Ele pula o muro da cozinha, destranca a porta da copa e os bichinhos vêm assustados para seu dono. Um em cada braço, mas como voltar pelo muro, com eles? Só pode voltar por dentro da casa. O espaço entre o muro e a porta nem dá para quintal; alagando, ele vê  lama entrando por baixo da porta, ali é mais baixo que a frente da casa.

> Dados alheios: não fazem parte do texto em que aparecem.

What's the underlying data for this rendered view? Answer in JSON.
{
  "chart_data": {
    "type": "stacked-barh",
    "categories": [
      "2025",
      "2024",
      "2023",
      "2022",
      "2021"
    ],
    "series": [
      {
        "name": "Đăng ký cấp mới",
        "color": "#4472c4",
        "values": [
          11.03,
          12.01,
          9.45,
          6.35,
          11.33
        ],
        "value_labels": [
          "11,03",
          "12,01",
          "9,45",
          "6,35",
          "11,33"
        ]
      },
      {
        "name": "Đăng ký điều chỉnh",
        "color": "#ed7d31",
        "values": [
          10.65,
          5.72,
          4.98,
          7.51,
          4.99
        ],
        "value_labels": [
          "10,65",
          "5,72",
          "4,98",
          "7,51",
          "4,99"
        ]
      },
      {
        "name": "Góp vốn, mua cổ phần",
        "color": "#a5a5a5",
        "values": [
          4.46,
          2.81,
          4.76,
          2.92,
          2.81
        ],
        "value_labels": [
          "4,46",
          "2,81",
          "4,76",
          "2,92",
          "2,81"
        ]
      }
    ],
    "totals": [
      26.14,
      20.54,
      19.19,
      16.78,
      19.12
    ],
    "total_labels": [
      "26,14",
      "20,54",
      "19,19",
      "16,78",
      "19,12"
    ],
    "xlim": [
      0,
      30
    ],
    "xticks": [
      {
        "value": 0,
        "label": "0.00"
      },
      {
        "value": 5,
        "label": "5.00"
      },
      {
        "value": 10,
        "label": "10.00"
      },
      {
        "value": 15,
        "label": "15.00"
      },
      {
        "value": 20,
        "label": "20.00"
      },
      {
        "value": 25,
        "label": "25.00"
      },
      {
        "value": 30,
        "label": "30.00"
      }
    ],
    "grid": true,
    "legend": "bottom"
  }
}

                Os gritos dela são horrendos, urros sem sentido, sem palavras. Só terror. Plácido fecha a porta atrás de si, e se esconde na cozinha. Atrai os bichos para perto dele, acha a gaveta dos talheres. Pega uma faca de peixeiro. Tranca os bichos na cozinha e se arrasta pelo corredor. Algo se quebra na sala, ela bateu em alguma coisa. Um relâmpago ilumina tudo por segundos. Ele vê uma mancha escura no chão. Lama, o quê? Aquilo o desespera! Ele grita:

                - OLIVIA!!

                De repente, a jovem surge flutuando no corredor, olhos brilhando como os de um gato. A longa cabeleira desgrenhada, o corpo descoberto, as asas delgadas planam escancaradas. Ela é gigantesca!  Quase uiva:

                - ...Papai?

                Sua voz parece um rosnado. Uma criança rosnando. Ele sente-se apertar o cabo da faca na mão. Ela flutua no final do corredor. Parece congelada, os olhos fixos nele... Do terraço, Olivia bate na grade, gritando pelo marido! A jovem voa  na direção dela e Plácido a persegue:

                - Não, NÃO!!!

                                                   xxx

                Morto de sono, o delegado tentou ler o quanto pôde das anotações do doutor Vicente. A lanterna cai de sua mão mais de uma vez, e exausto, desiste de continuar. Cético, não se assusta com a tempestade. Lembra-se de ligar para um dos meirinhos. Só então descobre que os telefones pararam de funcionar. “Tudo bem, usar telefone num tempo desses é perigoso mesmo. Durmo aqui.”, pensou. Guardou os cadernos em sua gaveta, encadeou-a e deitou-se no sofá. Barulho de raios, relampeja... Trovoes. Ele tem uma intuição. Põe o revólver ao lado do sofá.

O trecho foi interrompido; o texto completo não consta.